Quantum Transducers are the adapters that convert quantum states between different carriers, most critically from the microwave photons used in superconducting qubits to the optical photons that can travel long distances through fiber. Without them, superconducting processors remain isolated within dilution refrigerators.
Quantum Memory provides the buffer layer, temporarily storing fragile quantum states so they can be synchronized and routed through the network without being destroyed.
Quantum Repeaters compensate for photon loss over distance, extending the range of entanglement distribution and making wide-area quantum networks feasible.
Together, components like these will form the backbone of a scalable quantum computing ecosystem, much as transceivers, cables, repeaters, and memory underpin today’s data centers.
Why These Technologies Are Hard
Developing this networking stack is extraordinarily difficult. Quantum states are extremely sensitive to noise, and even a single spurious photon can destroy the information they carry. Transducers must therefore achieve high conversion efficiency while minimizing the opportunity for induced noise to affect the quantum state, an engineering challenge that pushes the limits of materials and device physics. Many devices must operate at millikelvin temperatures alongside superconducting circuits, which complicates the introduction of electromagnetic fields that inherently generate heat. Bandwidth is another constraint: conversion and memory must occur fast enough to keep pace with qubit coherence times, which typically range from microseconds to milliseconds. Finally, the materials involved—from nanomechanical resonators to rare-earth doped crystals and Rydberg atomic ensembles—demand advances in fabrication and integration. Progress in this area requires a rare and robust combination of cutting-edge physics and systems engineering.
The Current Market Landscape
Despite the importance of these technologies, few companies are dedicated exclusively to their development. Many QPU vendors are exploring networking internally, but naturally their work is tuned to their own platforms rather than designed for universal interoperability. Independent startups are emerging but remain rare. Notable examples in Europe are developing microwave-to-optical quantum modems and neutral-atom quantum memories designed for networking, while Boston-based Lightsynq (acquired by IonQ in June 2025) develops interconnect technologies using silicon vacancies in diamond. These companies illustrate the kind of specialized focus required to solve the universal challenges of connectivity, in contrast to the architecture-specific approaches necessarily pursued by the QPU developers. We expect more spin-outs from academic laboratories as research milestones are achieved and as venture investors begin to recognize the strategic value of networking technologies.
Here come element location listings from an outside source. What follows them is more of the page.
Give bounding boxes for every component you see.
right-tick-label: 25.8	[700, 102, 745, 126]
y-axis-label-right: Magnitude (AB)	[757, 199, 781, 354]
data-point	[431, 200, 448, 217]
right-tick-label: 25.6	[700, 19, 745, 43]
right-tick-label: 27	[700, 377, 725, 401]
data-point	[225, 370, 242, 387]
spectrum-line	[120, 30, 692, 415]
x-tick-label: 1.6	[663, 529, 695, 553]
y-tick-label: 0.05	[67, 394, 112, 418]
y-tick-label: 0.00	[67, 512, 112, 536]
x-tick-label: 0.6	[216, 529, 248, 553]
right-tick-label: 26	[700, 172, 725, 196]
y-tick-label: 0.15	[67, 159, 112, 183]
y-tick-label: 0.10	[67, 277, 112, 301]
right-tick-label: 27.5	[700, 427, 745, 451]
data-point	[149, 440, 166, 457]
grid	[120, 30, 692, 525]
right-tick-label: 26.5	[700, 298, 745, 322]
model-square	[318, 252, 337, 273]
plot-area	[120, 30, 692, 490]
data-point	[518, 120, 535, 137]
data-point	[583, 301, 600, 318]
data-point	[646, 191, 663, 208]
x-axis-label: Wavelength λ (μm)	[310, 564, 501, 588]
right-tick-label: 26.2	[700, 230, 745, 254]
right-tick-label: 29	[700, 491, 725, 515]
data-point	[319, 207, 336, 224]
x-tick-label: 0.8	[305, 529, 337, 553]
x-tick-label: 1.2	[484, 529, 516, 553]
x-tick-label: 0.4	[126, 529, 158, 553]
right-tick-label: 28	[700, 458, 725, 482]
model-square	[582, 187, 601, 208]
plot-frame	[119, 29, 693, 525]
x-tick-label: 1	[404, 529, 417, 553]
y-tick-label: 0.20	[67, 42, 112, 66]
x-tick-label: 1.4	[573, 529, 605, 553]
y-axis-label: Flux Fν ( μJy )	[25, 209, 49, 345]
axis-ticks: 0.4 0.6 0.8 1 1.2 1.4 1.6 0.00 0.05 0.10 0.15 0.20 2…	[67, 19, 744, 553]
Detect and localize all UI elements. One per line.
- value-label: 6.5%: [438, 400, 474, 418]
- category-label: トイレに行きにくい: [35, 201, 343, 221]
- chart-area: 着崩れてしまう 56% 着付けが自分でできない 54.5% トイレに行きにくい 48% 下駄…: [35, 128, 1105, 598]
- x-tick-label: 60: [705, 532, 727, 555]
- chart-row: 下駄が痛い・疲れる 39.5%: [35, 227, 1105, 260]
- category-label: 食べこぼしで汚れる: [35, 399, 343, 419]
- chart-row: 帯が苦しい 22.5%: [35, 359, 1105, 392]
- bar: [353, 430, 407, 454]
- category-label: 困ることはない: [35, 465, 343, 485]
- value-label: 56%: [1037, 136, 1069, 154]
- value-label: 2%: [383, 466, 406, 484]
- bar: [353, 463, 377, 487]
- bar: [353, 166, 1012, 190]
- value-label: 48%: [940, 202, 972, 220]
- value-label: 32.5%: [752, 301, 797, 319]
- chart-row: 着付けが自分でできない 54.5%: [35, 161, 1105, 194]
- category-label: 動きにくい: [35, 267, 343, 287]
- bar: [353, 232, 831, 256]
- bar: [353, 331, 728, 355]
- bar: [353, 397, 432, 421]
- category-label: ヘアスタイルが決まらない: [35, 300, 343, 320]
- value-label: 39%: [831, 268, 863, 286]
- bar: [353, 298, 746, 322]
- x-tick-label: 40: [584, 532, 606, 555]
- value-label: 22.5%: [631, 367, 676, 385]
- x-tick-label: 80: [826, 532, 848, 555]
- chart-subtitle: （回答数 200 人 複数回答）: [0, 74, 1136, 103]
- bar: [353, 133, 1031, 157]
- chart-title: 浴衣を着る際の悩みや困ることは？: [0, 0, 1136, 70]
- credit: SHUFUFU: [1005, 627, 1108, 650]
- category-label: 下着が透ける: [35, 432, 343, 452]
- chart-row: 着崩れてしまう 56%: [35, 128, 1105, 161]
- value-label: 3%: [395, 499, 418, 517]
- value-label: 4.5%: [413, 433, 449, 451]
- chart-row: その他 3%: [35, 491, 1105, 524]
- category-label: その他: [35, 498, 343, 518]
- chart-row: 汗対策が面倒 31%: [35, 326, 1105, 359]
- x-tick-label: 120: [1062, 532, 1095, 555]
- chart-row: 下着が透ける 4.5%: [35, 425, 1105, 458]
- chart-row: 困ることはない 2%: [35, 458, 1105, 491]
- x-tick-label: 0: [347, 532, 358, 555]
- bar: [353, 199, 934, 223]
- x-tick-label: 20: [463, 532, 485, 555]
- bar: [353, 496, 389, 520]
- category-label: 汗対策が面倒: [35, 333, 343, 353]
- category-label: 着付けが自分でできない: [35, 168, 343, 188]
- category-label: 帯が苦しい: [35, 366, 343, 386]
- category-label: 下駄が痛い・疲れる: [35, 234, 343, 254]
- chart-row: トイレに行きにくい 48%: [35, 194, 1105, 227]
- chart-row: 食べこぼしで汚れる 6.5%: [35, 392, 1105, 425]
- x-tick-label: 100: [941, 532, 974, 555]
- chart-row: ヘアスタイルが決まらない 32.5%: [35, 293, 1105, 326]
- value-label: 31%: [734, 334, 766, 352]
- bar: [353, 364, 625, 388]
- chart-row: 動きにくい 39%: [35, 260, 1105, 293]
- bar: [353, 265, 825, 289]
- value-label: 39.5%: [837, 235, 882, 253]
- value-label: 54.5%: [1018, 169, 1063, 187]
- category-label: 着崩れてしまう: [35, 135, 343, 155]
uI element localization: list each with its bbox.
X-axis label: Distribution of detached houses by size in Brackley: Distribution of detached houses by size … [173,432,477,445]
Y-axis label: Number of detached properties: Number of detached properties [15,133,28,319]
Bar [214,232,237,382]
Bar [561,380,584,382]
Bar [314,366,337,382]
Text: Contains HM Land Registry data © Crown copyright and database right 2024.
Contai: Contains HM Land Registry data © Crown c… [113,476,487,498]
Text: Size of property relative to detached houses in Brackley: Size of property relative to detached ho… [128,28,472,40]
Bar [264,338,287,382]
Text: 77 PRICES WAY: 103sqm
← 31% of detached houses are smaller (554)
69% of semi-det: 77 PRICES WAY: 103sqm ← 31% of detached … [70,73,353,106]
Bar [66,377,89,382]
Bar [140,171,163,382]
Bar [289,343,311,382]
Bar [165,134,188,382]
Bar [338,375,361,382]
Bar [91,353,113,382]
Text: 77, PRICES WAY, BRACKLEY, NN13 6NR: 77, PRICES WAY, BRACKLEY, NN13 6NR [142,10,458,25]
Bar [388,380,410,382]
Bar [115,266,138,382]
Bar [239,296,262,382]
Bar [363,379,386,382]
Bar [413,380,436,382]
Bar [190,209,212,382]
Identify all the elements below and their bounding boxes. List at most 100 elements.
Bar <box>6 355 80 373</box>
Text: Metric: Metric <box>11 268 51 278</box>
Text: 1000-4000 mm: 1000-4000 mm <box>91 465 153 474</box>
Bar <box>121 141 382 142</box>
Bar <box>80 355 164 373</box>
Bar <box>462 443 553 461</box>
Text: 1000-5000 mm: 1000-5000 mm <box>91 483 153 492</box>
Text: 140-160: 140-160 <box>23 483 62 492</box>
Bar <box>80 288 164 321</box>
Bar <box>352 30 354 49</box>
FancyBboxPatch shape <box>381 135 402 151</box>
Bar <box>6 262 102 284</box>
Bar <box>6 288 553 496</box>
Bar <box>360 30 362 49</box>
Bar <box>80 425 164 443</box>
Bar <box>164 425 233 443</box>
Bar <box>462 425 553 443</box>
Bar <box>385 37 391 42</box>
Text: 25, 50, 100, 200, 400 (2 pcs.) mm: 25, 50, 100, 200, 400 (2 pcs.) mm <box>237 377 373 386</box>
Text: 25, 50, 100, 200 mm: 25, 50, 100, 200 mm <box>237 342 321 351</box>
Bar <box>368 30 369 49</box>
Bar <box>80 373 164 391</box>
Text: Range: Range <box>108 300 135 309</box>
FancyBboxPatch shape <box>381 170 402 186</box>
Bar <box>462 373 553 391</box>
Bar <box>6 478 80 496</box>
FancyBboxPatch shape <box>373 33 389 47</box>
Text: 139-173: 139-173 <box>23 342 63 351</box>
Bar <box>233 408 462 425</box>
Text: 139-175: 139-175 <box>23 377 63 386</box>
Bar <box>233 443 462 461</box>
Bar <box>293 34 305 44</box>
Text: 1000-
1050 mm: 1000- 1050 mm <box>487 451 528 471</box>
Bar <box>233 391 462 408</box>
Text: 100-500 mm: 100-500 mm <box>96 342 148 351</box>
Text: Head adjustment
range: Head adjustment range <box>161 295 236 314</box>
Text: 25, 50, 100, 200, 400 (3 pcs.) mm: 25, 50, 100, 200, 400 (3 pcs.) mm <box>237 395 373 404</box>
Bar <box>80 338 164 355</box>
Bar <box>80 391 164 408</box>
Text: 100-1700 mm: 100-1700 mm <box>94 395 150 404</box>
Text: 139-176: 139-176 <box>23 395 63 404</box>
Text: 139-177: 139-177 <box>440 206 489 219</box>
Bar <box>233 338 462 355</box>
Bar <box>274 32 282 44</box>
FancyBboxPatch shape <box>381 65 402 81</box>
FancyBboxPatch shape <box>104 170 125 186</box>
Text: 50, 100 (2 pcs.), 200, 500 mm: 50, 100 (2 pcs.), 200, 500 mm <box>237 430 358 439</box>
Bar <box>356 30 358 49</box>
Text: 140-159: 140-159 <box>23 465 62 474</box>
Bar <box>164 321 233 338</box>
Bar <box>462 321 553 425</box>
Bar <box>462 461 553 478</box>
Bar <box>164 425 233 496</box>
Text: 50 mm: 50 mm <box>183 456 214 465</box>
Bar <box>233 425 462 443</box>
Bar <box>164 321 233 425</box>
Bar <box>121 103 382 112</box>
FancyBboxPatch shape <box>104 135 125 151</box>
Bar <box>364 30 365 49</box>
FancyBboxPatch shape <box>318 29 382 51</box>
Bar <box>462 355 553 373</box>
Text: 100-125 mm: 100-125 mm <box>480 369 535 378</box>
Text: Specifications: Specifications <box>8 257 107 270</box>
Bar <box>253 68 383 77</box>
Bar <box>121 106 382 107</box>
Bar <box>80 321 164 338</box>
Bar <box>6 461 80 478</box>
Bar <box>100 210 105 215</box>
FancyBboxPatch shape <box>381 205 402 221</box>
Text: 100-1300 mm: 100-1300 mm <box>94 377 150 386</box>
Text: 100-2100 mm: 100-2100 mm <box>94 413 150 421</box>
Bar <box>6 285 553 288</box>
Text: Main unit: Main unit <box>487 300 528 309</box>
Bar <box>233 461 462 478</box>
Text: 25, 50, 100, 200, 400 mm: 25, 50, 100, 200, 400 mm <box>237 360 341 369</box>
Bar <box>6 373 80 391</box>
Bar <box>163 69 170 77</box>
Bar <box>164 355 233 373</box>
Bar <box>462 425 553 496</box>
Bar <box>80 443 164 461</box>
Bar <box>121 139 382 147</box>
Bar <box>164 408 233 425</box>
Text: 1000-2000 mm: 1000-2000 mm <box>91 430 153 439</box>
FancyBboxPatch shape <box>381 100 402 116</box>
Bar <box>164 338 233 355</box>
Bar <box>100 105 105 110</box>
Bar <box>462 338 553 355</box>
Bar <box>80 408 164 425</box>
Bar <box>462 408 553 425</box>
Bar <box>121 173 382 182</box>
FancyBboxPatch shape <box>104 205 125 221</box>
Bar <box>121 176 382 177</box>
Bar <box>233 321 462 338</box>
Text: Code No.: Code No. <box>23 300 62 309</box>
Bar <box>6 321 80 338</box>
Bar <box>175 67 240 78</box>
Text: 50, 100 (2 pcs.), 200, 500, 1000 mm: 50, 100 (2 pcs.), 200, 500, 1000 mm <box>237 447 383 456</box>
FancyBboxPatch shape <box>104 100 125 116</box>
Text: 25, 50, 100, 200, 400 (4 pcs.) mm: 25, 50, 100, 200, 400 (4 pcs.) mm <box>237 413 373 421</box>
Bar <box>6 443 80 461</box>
Where Value Will Accumulate
We believe the companies that solve these networking challenges will be extraordinarily valuable across three dimensions. First, they will accelerate the roadmaps of QPU developers, since networking allows hardware makers to modularize their systems, scaling from tens to hundreds of qubits without being limited by single-chip complexity. Second, they will directly benefit end users, who will gain the ability to implement hybrid computing architectures that mix different qubit modalities to optimize performance for specific business needs. Third, they will become essential suppliers to telecom and cloud infrastructure providers, which will need transducers, repeaters, and quantum memory at scale to build local and wide-area quantum networks. This three-tiered value chain means that networking companies will not be peripheral players; they will be foundational to the development of the entire industry and will thus be sought-after acquisition targets.
Our View
Our thesis is straightforward: quantum networking technologies will create the critical tipping point for adoption of quantum computing at scale. The companies that deliver these networking stack technologies will be the lynchpins that shape one of the most important technology markets of the next generation.